Supreme Court makes the RIGHT decision!

In a landmark decision that will affect school districts across the country, a deeply divided Supreme Court on Thursday struck down plans in Louisville and Seattle that assigned students to schools based partly on the color of their skin.

Writing for the 5-4 plurality, Chief Justice John Roberts said, "The school districts have not carried their heavy burden of showing that the interest they seek to achieve justifies the extreme means they have chosen -- discriminating among individual students based on race by relying upon racial classifications in making school assignments."

The Louisville case was brought by Crystal Meredith, who tried to enroll her 5-year-old son in kindergarten a couple blocks from their home in the Kentucky city. But officials pointed her elsewhere, to a school that was a 90-minute bus ride away.

A school that was closer to their home, officials told her, couldn't accept another white student like Joshua that year.

Meredith, a single mother, wasn't looking for a fight. After driving Joshua across town to school every day, she decided she'd bypassed the closer school long enough.

She sued and is now at the center of the most significant legal battle over race to reach the Supreme Court in years.

"Joshua was denied entrance to a school for no other reason than racial classification," said Teddy Gordon, Meredith's attorney. "There was room at the school. There were plenty of empty seats. This was a racial quota."

Meredith and other parents who sued the Louisville school district argued that the racial assignment plans amounted to unconstitutional race discrimination.

The school district contended that it wasn't discriminating against anyone, but instead was trying maintain racially balanced and integrated schools for the benefit of all.

The Louisville school district adopted its plan in 2001, and it requires schools to seek a black student enrollment of at least 15 percent and no more than 50 percent.


This is an excellent decision.
You want fairness.
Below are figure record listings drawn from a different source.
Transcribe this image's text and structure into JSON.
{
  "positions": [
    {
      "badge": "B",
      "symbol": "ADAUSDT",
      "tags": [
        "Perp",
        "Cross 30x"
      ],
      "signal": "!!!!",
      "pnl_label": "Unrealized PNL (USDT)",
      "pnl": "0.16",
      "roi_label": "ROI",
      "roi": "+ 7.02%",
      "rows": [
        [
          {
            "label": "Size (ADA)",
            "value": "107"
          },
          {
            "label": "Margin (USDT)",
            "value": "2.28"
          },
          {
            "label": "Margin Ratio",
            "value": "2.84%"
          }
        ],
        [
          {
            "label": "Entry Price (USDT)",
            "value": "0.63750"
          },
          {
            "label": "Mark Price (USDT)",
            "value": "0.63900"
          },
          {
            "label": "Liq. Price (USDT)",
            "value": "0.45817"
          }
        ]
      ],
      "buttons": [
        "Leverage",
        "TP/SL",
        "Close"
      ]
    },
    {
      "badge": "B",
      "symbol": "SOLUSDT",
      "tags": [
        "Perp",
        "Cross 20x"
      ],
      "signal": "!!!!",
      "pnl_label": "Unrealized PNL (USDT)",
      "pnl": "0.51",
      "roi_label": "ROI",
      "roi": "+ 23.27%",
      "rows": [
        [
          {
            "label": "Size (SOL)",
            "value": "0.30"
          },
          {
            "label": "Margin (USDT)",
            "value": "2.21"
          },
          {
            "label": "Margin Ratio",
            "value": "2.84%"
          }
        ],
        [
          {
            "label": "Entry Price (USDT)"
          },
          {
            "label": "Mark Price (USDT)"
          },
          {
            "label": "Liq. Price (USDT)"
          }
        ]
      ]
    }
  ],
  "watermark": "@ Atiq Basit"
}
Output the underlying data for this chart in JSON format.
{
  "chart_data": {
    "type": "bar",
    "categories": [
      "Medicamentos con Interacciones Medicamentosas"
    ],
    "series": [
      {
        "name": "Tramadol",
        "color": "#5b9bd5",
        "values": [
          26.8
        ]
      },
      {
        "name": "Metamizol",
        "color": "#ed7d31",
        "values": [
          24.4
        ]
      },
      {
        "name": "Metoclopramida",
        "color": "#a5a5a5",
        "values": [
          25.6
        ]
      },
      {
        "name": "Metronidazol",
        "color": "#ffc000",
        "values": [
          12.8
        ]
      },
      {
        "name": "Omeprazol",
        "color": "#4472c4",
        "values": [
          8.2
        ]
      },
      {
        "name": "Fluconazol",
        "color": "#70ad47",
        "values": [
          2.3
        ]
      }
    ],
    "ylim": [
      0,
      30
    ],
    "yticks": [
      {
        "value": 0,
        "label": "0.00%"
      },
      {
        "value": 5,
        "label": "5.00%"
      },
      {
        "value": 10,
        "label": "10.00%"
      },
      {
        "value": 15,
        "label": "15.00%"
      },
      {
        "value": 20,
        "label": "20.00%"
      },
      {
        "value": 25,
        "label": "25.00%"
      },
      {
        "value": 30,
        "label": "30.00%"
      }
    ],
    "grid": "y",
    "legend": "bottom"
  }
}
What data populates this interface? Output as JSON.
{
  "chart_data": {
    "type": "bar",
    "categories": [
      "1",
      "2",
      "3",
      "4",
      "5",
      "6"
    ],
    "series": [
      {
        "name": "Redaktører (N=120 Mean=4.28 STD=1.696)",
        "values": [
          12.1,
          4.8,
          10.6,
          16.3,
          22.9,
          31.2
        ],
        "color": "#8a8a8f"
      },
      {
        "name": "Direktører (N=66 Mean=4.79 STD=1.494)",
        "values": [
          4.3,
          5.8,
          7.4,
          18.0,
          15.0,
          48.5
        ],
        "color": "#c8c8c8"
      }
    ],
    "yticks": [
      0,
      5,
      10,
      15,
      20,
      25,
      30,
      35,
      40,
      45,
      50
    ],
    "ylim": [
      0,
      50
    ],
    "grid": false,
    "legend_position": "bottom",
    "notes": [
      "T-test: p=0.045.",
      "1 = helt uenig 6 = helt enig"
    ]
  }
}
Stop seeking discrimination in the first place based on race!
Its as simple as that!


Under its plan, students could choose to attend any of the city's 10, four-year high schools unless they were "oversubscribed" with more students than the school can accommodate.

In that case, the school district looked at several factors when assigning students, including whether their race would contribute to a "racial imbalance" in the school.

A group of parents challenged the school district's assignment plan after their children were not assigned to the high schools of their choice.

The Bush administration has sided with the parents in both cases, arguing that race-based assignment plans violate the Constitution's Equal Protection Clause.

In court papers, Justice Department lawyers said the assignment plans involved "outright racial balancing," which is "patently unconstitutional."


Its funny because this plays out perfectly to another case recently in New York City.

In that case an INDIAN girl was complaining that she could not go to a School because she was a minority and was not able to go to the school because their racial quota was met.


A Brooklyn mother and father got the shock of their lives when school officials informed them their brilliant 11-year-old girl was denied admission to an elite public school - solely because she's of Indian descent.

"I feel bad because I would have gotten in if I was white," Nikita Rau lamented over her failed bid to attend the Mark Twain School, IS 239, in Coney Island, a magnet school for gifted students.

It turns out Mark Twain - unlike all but one other city public school - admits students according to racial quotas established in 1974 by a federal judge who ordered the school's desegregation.


If you are going to complain one way then complaints the other way should be allowed! NO? But if allow them then you are admitting that race discrimination is okay. Which it is NOT!